A risk assessment scale for the prediction of pressure sore development: reliability and validity

Background. The ability to assess the risk of a patient developing pressure sores is a major issue in pressure sore prevention. Risk assessment scales should be valid, reliable and easy to use in clinical practice.

Aim. To develop further a risk assessment scale, for predicting pressure sore development and, in addition, to present the validity and reliability of this scale.

Methods. The risk assessment pressure sore (RAPS) scale, includes 12 variables, five from the re-modified Norton scale, three from the Braden scale and three from other research results. Five hundred and thirty patients without pressure sores on admission were included in the study and assessed over a maximum period of 12 weeks. Internal consistency was examined by item analysis and equivalence by interrater reliability. To estimate equivalence, 10 pairs of nurses assessed a total of 116 patients. The underlying dimensions of the scale were examined by factor analysis. The predictive validity was examined by determination of sensitivity, specificity and predictive value.

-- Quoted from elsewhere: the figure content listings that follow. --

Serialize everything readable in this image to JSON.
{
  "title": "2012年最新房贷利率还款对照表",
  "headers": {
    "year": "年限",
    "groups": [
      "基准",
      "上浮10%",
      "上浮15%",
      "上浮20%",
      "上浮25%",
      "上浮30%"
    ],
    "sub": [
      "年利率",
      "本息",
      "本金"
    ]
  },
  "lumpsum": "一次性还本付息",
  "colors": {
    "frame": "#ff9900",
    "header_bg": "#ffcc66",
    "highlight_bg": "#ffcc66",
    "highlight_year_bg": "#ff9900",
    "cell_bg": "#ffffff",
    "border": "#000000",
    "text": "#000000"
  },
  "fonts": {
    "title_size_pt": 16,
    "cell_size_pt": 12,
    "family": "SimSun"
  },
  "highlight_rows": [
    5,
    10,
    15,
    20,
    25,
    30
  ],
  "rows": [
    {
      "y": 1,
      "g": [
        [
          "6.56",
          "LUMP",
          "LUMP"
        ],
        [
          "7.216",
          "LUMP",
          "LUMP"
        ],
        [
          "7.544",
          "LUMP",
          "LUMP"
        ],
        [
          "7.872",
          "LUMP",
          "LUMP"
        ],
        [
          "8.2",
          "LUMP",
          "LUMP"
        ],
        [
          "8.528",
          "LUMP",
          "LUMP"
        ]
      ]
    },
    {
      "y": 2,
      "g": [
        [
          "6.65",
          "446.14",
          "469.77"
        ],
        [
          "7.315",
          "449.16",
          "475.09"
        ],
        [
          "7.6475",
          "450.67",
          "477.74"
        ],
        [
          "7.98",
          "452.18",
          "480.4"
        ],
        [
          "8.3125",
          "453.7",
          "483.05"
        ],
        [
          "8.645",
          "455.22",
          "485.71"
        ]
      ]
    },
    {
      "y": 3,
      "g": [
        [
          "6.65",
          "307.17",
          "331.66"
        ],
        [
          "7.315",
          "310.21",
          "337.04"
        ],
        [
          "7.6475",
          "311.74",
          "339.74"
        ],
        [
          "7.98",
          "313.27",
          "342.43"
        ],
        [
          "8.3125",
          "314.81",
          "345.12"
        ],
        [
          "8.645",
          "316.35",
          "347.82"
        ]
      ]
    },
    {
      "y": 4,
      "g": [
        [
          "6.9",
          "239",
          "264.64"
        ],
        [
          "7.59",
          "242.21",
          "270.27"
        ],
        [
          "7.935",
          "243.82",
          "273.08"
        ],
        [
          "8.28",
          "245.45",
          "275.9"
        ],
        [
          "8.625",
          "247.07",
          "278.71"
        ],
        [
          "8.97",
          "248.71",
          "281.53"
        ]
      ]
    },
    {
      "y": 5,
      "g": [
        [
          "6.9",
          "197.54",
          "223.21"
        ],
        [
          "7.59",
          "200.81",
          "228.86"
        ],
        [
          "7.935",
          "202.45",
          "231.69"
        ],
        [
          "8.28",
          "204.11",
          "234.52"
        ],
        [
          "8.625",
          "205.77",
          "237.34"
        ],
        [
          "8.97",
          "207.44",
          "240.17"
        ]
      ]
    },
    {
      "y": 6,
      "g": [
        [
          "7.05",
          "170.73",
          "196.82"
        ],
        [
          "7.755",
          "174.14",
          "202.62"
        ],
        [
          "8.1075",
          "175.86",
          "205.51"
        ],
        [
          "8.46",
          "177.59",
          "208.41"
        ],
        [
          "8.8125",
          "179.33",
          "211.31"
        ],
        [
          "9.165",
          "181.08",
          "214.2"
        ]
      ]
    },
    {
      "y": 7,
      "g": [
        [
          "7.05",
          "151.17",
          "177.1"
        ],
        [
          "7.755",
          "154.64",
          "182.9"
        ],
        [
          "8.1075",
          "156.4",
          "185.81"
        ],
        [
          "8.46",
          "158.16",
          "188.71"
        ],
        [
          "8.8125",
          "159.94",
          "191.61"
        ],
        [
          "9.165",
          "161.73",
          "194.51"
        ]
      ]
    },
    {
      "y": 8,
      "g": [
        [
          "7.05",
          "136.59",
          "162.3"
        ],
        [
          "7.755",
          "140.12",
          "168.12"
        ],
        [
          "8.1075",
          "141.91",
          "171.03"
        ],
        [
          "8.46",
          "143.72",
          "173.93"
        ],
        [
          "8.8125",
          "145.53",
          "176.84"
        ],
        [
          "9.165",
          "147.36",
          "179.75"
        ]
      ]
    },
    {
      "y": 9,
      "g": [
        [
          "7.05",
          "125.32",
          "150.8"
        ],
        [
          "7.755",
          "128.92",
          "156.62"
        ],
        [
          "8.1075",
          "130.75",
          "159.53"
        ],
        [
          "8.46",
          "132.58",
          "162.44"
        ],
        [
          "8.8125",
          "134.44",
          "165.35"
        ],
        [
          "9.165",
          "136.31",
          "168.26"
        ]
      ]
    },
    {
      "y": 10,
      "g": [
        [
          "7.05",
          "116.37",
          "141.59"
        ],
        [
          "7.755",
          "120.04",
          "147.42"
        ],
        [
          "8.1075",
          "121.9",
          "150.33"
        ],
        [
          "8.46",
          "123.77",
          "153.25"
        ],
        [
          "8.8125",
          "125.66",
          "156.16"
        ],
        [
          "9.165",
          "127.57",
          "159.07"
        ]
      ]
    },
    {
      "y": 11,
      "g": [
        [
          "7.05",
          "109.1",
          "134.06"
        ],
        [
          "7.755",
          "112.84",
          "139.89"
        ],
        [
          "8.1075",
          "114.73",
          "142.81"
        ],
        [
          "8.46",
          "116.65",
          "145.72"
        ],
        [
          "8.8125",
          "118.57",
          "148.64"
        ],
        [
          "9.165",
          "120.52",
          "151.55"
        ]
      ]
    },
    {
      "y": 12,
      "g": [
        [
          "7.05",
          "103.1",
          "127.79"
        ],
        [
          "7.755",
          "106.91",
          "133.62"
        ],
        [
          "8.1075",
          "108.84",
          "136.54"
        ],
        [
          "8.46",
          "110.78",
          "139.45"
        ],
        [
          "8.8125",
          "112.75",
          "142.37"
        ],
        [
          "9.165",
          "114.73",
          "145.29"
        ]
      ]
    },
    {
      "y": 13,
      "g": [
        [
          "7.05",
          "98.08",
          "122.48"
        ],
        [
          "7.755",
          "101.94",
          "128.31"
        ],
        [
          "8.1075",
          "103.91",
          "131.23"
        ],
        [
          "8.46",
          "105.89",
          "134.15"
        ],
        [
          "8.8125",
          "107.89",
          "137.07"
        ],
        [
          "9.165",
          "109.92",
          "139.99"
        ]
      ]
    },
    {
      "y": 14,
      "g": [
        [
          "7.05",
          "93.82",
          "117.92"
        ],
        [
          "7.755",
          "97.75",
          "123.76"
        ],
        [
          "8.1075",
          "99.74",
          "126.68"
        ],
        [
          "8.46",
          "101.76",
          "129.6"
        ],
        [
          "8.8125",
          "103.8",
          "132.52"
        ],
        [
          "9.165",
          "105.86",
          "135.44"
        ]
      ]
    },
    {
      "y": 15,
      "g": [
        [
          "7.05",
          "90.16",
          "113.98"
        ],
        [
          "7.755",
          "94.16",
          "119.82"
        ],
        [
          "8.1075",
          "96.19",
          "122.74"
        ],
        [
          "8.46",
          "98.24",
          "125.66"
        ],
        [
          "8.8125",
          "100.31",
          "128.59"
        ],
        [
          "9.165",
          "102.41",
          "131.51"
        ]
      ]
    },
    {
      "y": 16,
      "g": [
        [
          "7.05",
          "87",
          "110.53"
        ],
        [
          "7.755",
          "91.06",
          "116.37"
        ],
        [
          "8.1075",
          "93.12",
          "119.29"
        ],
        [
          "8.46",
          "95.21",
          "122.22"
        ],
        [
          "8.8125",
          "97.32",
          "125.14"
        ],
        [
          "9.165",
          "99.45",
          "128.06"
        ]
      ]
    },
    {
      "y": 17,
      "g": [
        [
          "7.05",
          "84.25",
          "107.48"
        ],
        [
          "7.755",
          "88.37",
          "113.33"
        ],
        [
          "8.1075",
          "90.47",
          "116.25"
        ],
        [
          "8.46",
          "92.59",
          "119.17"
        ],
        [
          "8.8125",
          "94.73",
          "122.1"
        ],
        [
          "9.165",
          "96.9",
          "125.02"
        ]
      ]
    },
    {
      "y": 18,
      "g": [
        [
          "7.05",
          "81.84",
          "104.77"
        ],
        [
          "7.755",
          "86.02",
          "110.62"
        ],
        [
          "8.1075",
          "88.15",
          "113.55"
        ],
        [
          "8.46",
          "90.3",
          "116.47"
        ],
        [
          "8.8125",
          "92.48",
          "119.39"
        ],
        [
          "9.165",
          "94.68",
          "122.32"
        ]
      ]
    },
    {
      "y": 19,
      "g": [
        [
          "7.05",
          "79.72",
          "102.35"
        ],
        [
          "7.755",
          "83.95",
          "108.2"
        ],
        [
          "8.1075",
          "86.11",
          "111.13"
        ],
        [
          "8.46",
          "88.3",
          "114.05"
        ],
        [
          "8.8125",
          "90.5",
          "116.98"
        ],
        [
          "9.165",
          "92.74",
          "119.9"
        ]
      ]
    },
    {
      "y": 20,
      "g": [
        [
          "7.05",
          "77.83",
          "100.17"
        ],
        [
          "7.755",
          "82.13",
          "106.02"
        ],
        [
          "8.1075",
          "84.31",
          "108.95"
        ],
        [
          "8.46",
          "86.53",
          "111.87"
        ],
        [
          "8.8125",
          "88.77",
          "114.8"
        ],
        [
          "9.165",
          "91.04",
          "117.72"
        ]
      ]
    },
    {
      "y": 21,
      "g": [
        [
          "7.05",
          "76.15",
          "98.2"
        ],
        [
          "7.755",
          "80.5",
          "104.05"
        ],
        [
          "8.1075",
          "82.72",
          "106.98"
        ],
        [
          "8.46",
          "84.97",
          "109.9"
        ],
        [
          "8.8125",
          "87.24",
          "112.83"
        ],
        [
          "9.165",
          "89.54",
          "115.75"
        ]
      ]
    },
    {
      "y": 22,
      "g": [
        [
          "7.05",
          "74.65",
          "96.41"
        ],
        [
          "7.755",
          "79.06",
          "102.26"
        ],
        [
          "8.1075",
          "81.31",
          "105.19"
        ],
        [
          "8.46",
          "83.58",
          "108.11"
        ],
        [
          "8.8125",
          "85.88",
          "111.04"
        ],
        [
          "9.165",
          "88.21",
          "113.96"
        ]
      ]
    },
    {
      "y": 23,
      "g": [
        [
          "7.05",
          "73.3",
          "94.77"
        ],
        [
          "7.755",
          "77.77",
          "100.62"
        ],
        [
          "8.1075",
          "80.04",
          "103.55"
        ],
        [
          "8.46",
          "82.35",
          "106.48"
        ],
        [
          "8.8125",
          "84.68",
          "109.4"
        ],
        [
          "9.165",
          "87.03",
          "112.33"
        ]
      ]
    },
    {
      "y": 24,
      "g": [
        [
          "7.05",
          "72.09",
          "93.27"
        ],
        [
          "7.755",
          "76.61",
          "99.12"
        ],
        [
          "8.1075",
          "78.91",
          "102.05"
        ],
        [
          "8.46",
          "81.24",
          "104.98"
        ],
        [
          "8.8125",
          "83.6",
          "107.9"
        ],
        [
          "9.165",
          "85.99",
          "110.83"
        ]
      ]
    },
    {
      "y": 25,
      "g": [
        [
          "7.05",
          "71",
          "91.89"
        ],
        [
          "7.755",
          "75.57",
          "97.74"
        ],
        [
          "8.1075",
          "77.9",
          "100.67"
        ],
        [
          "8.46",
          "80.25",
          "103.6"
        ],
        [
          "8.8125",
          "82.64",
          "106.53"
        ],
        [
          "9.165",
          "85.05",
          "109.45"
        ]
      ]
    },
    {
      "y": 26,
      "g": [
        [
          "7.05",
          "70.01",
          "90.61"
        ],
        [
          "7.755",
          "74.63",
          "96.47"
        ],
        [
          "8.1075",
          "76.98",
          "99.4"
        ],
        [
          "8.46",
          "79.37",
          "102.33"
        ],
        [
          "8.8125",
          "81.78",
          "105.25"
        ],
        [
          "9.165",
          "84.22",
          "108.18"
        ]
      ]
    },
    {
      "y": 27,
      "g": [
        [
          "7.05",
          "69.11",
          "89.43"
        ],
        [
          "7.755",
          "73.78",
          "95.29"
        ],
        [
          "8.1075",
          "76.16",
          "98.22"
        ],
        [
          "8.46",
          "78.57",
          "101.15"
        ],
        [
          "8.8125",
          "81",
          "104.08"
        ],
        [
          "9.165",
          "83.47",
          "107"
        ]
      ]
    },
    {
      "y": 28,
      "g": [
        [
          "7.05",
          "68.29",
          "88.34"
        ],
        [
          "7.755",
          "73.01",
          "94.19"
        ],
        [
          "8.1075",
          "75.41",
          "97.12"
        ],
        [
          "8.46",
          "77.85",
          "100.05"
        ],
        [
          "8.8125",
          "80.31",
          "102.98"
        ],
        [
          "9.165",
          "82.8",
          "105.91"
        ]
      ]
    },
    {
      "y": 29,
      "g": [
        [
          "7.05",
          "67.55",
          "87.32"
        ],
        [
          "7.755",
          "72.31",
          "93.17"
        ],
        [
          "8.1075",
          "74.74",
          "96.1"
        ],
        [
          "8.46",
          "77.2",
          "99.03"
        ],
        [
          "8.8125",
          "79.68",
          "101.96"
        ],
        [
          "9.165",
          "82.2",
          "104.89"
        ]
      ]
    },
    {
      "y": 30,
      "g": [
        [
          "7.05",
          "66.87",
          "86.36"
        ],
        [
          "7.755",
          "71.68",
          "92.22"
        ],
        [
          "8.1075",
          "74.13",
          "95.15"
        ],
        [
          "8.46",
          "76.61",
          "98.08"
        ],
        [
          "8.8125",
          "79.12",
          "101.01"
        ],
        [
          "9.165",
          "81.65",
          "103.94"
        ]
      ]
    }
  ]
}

Results. Two variables were excluded as a result of low item–item and item–total correlations. The average percentage of agreement and the intraclass correlation between raters were 70% and 0·83, respectively. The factor analysis gave three factors, with a total variance explained of 65·1%. Sensitivity, specificity and predictive value were high among patients at medical and infection wards.

Conclusions. The RAPS scale is a reliable scale for predicting pressure sore development. The validity is especially good for patients undergoing treatment in medical wards and wards for infectious diseases. This indicates that the RAPS scale may be useful in clinical practice for these groups of patients. For patients undergoing surgical treatment, further analysis will be performed.